いつも晴香と待ち合わせに使う、駅の隅っこの銅像前で、美菜は晴香が来るはずの道に背を向けて立った。
晴香たちが来るのを見たくなくて。
遠くから、自分の方へ近付いてくるまでの時間がどうしていいかわからなくて、美菜はいつもそうしてしまうのだった。
待ち合わせ時間をゆうに5分超えた頃、美菜の後ろから声を掛けるものがいた。
「美菜、遅くなってごめんね」
美菜が振り返ると、晴香が男の子二人を携えて立っていた。
一人は美菜もよく知る弘。
晴香を挟んで立つ見かけないほうのもう一人が、晴香のいとこに違いない。
体育会系っぽい弘と真逆で、線の細い男の子だった。
茶色のサラサラとした髪に、茶色の瞳。
全体的に色素が薄いけれども、肌は青白いという感じではないから、不健康そうには見えない。
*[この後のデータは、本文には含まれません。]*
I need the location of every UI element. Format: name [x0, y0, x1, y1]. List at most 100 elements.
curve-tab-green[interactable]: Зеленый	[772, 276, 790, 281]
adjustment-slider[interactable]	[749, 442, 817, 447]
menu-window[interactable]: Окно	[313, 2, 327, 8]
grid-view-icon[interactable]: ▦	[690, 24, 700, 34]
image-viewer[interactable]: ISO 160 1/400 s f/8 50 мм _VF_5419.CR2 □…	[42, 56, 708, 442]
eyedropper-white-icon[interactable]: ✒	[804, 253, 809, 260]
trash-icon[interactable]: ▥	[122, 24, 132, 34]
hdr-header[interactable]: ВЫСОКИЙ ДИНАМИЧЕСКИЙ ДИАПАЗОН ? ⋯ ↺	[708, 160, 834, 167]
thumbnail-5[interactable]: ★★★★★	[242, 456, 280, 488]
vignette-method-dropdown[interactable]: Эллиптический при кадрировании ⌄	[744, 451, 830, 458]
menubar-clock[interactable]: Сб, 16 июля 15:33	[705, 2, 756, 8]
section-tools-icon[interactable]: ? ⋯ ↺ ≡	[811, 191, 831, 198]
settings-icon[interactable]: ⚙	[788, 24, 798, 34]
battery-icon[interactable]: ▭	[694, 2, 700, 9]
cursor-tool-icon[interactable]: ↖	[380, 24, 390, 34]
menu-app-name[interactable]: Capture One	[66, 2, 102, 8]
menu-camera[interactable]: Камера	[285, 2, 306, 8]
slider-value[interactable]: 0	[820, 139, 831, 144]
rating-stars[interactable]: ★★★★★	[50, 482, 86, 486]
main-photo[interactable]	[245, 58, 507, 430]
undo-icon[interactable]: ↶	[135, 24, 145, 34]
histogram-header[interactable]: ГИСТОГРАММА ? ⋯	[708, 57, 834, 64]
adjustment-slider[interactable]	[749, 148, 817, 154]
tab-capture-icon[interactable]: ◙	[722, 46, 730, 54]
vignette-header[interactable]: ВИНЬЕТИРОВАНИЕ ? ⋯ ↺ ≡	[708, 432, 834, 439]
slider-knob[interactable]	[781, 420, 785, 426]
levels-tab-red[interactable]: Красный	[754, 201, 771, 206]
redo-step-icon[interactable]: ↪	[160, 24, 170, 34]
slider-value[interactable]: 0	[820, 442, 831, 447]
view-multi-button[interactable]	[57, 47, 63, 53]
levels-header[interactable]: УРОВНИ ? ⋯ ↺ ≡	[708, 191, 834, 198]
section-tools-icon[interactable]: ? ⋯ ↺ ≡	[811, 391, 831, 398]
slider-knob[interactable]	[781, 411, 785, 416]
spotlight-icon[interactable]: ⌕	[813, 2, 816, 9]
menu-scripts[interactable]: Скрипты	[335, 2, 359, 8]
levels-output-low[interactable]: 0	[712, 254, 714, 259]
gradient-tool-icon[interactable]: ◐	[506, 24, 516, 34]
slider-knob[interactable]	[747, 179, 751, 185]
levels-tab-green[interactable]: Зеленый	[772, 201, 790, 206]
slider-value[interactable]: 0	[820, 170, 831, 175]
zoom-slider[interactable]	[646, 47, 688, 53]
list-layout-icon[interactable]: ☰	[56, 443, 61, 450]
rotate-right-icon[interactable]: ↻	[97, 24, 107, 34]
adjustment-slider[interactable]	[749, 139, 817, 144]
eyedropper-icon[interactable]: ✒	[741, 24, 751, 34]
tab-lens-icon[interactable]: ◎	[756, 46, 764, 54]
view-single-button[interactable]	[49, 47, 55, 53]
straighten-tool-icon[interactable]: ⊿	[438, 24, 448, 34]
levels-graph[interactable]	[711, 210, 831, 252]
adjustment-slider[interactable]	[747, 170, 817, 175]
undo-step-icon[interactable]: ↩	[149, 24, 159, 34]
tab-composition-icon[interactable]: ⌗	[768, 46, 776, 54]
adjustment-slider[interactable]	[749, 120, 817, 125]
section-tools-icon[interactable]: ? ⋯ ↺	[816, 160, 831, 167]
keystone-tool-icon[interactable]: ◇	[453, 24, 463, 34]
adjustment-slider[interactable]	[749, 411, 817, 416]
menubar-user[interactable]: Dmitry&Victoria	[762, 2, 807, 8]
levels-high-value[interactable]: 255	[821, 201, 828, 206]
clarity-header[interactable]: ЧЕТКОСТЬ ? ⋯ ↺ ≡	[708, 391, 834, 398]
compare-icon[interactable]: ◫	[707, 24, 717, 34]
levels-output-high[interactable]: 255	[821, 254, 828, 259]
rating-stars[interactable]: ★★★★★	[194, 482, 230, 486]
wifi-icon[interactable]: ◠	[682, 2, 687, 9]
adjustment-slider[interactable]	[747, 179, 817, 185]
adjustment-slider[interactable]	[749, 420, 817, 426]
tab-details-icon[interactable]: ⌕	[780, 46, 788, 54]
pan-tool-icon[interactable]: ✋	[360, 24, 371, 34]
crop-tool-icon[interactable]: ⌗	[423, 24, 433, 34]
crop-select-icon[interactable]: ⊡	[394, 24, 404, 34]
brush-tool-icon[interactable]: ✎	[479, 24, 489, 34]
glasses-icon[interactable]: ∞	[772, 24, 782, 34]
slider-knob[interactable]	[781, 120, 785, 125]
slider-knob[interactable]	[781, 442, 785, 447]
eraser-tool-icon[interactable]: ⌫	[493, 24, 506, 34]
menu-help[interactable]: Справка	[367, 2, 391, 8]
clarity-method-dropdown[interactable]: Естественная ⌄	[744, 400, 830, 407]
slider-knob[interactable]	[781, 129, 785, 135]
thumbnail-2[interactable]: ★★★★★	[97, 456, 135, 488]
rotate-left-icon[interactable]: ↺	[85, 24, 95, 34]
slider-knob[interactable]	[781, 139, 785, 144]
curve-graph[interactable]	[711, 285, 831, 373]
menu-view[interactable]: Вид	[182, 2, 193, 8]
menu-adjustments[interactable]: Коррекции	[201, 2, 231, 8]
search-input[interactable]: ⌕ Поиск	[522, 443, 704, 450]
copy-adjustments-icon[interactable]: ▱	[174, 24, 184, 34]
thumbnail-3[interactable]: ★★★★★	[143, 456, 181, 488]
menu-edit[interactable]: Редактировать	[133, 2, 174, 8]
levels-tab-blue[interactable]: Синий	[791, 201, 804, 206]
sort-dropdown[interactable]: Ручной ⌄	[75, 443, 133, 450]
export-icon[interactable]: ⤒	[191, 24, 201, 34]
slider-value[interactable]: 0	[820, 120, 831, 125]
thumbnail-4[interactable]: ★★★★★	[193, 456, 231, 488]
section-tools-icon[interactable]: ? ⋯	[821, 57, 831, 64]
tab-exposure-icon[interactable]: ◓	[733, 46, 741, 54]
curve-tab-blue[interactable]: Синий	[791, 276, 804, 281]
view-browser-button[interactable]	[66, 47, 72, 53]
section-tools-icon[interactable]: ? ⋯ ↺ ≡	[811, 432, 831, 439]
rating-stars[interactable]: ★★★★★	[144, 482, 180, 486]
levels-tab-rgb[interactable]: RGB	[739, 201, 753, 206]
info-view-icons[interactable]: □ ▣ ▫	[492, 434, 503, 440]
身長は弘と同じくらいだから、170後半くらいだろう。
初対面で緊張している美菜とは違い、うっすらと柔らかい笑みを浮かべている。柔和な印象の男の子だ。
「こっちが叶(カナイ)、私のいとこ。
こっちが美菜、私の親友」
さばさばと晴香が紹介をすると、叶は微笑みながらスッと右手を差し出し、美菜に握手を求めた。